Theodore's World: The Avenue of the Flags

« Mafia's Response To Illegal Aliens | Main | BiBi Netanyahu Speaks About The Flotilla Attack »

June 01, 2010

The Avenue of the Flags

American flags for as far as the eye can see greet visitors as they enter the Hillcrest Memorial Park in Hermitage, Pennsylvania. The park is visited by people from all over the world.

The Avenue of the Flags: A Graphic Demonstration of American Patriotism

The Iranian hostage crisis triggered a resurgence of patriotism in our nation. Because not only 53 citizens, but America herself was held hostage for 444 days.

Hope and confidence were sustained by a renaissance of American patriotism. Nowhere in the country was this spirit more graphically demonstrated than in Hermitage, Pennsylvania with The Avenue of Flags.

These bright banners, each flag representing one day of captivity, became the internationally recognized symbol of American's support for the hostages and our hope for their safe return.

Eight members of our nation's armed forces gave their lives in the ill-fated attempt to rescue the prisoners. The citizens of Scranton joined Hermitage in expressing the national spirit by contributing a beautiful permanent monument in memory of these brave men, to be placed in The Avenue of Flags.

The days of captivity are over. The hostages have returned home to enjoy, once again, the freedom of life in the United States. But the memory of those fateful days and the fire of patriotism that they kindled live on.

At Hillcrest Memorial Park in Hermitage, Pennsylvania, the 444 banners of freedom still wave, and the eternal flame shines steadily before the monument to the eight who have their lives in the mission to free their countrymen. This patriotic display is open to the public year-round.

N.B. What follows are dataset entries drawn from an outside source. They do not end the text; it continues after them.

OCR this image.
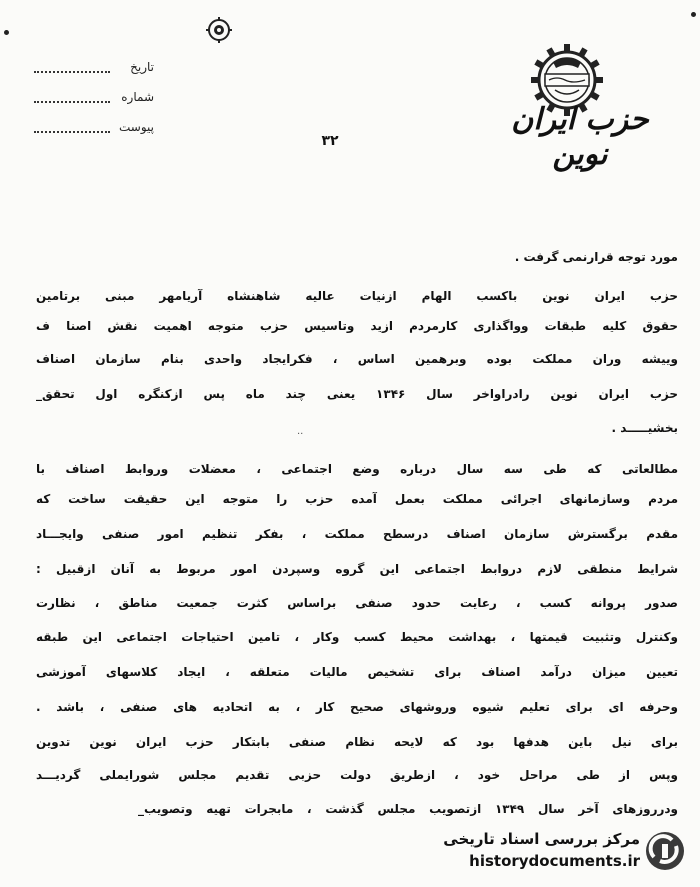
تاریخ
شماره
پیوست	حزب ایران نوین
۳۲
مورد توجه قرارنمی گرفت .
حزب ایران نوین باکسب الهام ازنیات عالیه شاهنشاه آریامهر مبنی برتامین
حقوق کلیه طبقات وواگذاری کارمردم ازید وتاسیس حزب متوجه اهمیت نقش اصنا ف
وییشه وران مملکت بوده وبرهمین اساس ، فکرایجاد واحدی بنام سازمان اصناف
حزب ایران نوین رادراواخر سال ۱۳۴۶ یعنی چند ماه پس ازکنگره اول تحقق_
بخشیـــــد .
··
مطالعاتی که طی سه سال درباره وضع اجتماعی ، معضلات وروابط اصناف با
مردم وسازمانهای اجرائی مملکت بعمل آمده حزب را متوجه این حقیقت ساخت که
مقدم برگسترش سازمان اصناف درسطح مملکت ، بفکر تنظیم امور صنفی وایجـــاد
شرایط منطقی لازم دروابط اجتماعی این گروه وسپردن امور مربوط به آنان ازقبیل :
صدور پروانه کسب ، رعایت حدود صنفی براساس کثرت جمعیت مناطق ، نظارت
وکنترل وتثبیت قیمتها ، بهداشت محیط کسب وکار ، تامین احتیاجات اجتماعی این طبقه
تعیین میزان درآمد اصناف برای تشخیص مالیات متعلقه ، ایجاد کلاسهای آموزشی
وحرفه ای برای تعلیم شیوه وروشهای صحیح کار ، به اتحادیه های صنفی ، باشد .
برای نیل باین هدفها بود که لایحه نظام صنفی بابتکار حزب ایران نوین تدوین
وپس از طی مراحل خود ، ازطریق دولت حزبی تقدیم مجلس شورایملی گردیـــد
ودرروزهای آخر سال ۱۳۴۹ ازتصویب مجلس گذشت ، مابجرات تهیه وتصویب_
مرکز بررسی اسناد تاریخی
historydocuments.ir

The Hermitage Historical Society

Over 1,000 flags were used to keep the flags flying during the original 444 days, as the flags needed to be replaced three to four time a year. All but 100 of these original flags were donated by supporters from all around the world. Most of them had once draped the casket of an American veteran. The flags represented periods in history from the Spanish-American War through the Vietnam conflict. One Canadian flag also flies on the Avenue in recognition of the Canadian embassy's help in saving six hostages from captivity and eventually returning them to freedom.

Donations of flags or money for the purchase of flags are still received. However, today most of the flags are purchased new by Hillcrest at an annual investment of over $12,000. The flags fly 24 hours a day, 365 days a year, but are lowered to half-mast for such solemn occasions as the Challenger space shuttle explosion.

On days when the sound of these 444 symbols of American pride can be heard flapping in the wind from a distance, visitors are filled with a sense of pride and remembrance of a time when America was held hostage, and many have been seen to leave the park with tears filling their eyes.


Wild Thing's comment.......

This is so special and really wonderful that they did this. I am thrilled too that they keep it going. Fantastic!!!

....Thank you Mark for sending this to me.


3rd Mar.Div. 1st Battalion 9th Marine Regiment
1/9 Marines aka The Walking Dead
VN 66-67

Posted by Wild Thing at June 1, 2010 02:48 AM


It is something you never expect to see in a small city like Hermatage. When I first saw it I could hear the flags long before it even came into sight, then it was, wow, what an awesome display.

Posted by: Mark at June 1, 2010 09:09 PM

That is awesome Chrissie. Thank you Mark. God bless Hermatage.
I helped put up 285 flags and poles Sunday, each flag was from the coffin of a departed veteran. Looks like the same spacing in the photo too, 10 ft apart. There is a tremendous amount of work involved, once taken down each flag needs to be dry, thus I've been up drying and folding flags, before storing. The flags are personal property of the families who have graciously loaned them, my next door neighbor was over and was shocked at the pile of flags on my dining room table, all folded, he was taken aback when told each was a funeral flag.
Each flag is numbered for a corresponding pole and location at the cemetery. I have attended two very moving ceremonies on Sunday and Monday with two very different organizations. I'm tired but it was worth the effort. Yesterday's ceremony was emotionally rough, it was mostly Vietnam Veterans more than half of us had served from 67-69. Yeah we wept!!!
"Nearly all of us cried in Nam. None of us whined. Men and women cry. Puppies and spoiled brats whine. " - Captain William Van Zanten, 2nd Bn 4th Marines "The Magnificent Bastards"

Posted by: Jack at June 1, 2010 09:39 PM

Mark, oh wow, thank you soooo much for sharing that. o hear the Flags like that, I would have had goosebumps for sure.

Posted by: Wild Thing at June 1, 2010 11:56 PM

Jack, a huge thank you for sharing about that. What a very special thing to do, wow, and for you to help and be a part of it. I am so glad you did that and for sharing about it, that means so much to me.